María Magdalena Campos-Pons
Finally, I want to recommend Really Free: The Radical Art of Nellie Mae Rowe at the California African American Museum. I am an enthusiastic fan of her work, here I share with you what the museum says about the exhibition:“During the last fifteen years of her life, artist Nellie Mae Rowe (1900–1982) lived on Paces Ferry Road, a major thoroughfare in Vinings, Georgia, and welcomed visitors to her “Playhouse,” which she decorated with found-object installations, handmade dolls, chewing-gum sculptures, and hundreds of drawings. This is the first major exhibition of Rowe’s work in more than twenty years and the first to consider her practice as a radical act of self-expression and liberation in the post-civil rights-era South. One of the first self-taught Black women to be celebrated for her art, Rowe created her earliest works as a child in rural Fayetteville, Georgia, but only found the time and space to reclaim her artistic practice in the late 1960s, following the deaths of her second husband and her longtime employer.

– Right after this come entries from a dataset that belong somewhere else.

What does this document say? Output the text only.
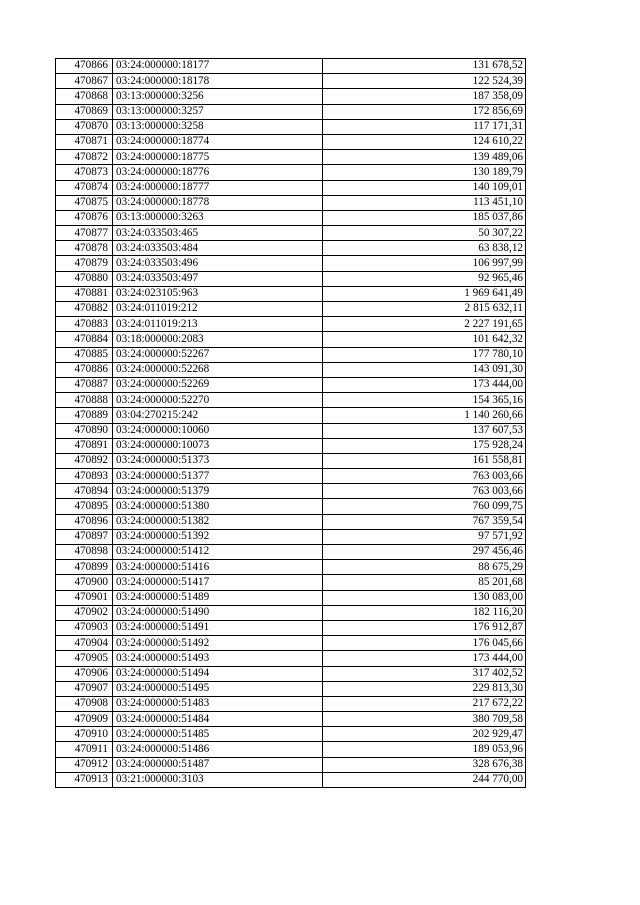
470866	03:24:000000:18177	131 678,52
470867	03:24:000000:18178	122 524,39
470868	03:13:000000:3256	187 358,09
470869	03:13:000000:3257	172 856,69
470870	03:13:000000:3258	117 171,31
470871	03:24:000000:18774	124 610,22
470872	03:24:000000:18775	139 489,06
470873	03:24:000000:18776	130 189,79
470874	03:24:000000:18777	140 109,01
470875	03:24:000000:18778	113 451,10
470876	03:13:000000:3263	185 037,86
470877	03:24:033503:465	50 307,22
470878	03:24:033503:484	63 838,12
470879	03:24:033503:496	106 997,99
470880	03:24:033503:497	92 965,46
470881	03:24:023105:963	1 969 641,49
470882	03:24:011019:212	2 815 632,11
470883	03:24:011019:213	2 227 191,65
470884	03:18:000000:2083	101 642,32
470885	03:24:000000:52267	177 780,10
470886	03:24:000000:52268	143 091,30
470887	03:24:000000:52269	173 444,00
470888	03:24:000000:52270	154 365,16
470889	03:04:270215:242	1 140 260,66
470890	03:24:000000:10060	137 607,53
470891	03:24:000000:10073	175 928,24
470892	03:24:000000:51373	161 558,81
470893	03:24:000000:51377	763 003,66
470894	03:24:000000:51379	763 003,66
470895	03:24:000000:51380	760 099,75
470896	03:24:000000:51382	767 359,54
470897	03:24:000000:51392	97 571,92
470898	03:24:000000:51412	297 456,46
470899	03:24:000000:51416	88 675,29
470900	03:24:000000:51417	85 201,68
470901	03:24:000000:51489	130 083,00
470902	03:24:000000:51490	182 116,20
470903	03:24:000000:51491	176 912,87
470904	03:24:000000:51492	176 045,66
470905	03:24:000000:51493	173 444,00
470906	03:24:000000:51494	317 402,52
470907	03:24:000000:51495	229 813,30
470908	03:24:000000:51483	217 672,22
470909	03:24:000000:51484	380 709,58
470910	03:24:000000:51485	202 929,47
470911	03:24:000000:51486	189 053,96
470912	03:24:000000:51487	328 676,38
470913	03:21:000000:3103	244 770,00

The exhibition, drawn from the collection of the High Museum of Art in Atlanta, offers an unprecedented view of how she cultivated her drawing practice late in life, starting with colorful and, at times, simple sketches on found materials and moving toward her most acclaimed, highly complex compositions on paper. Through photographs and an excerpt from an experimental documentary on her life, the exhibition is also the first to put her drawings in direct conversation with images of her art environment.” (CAAM). Thru August 17, 2025.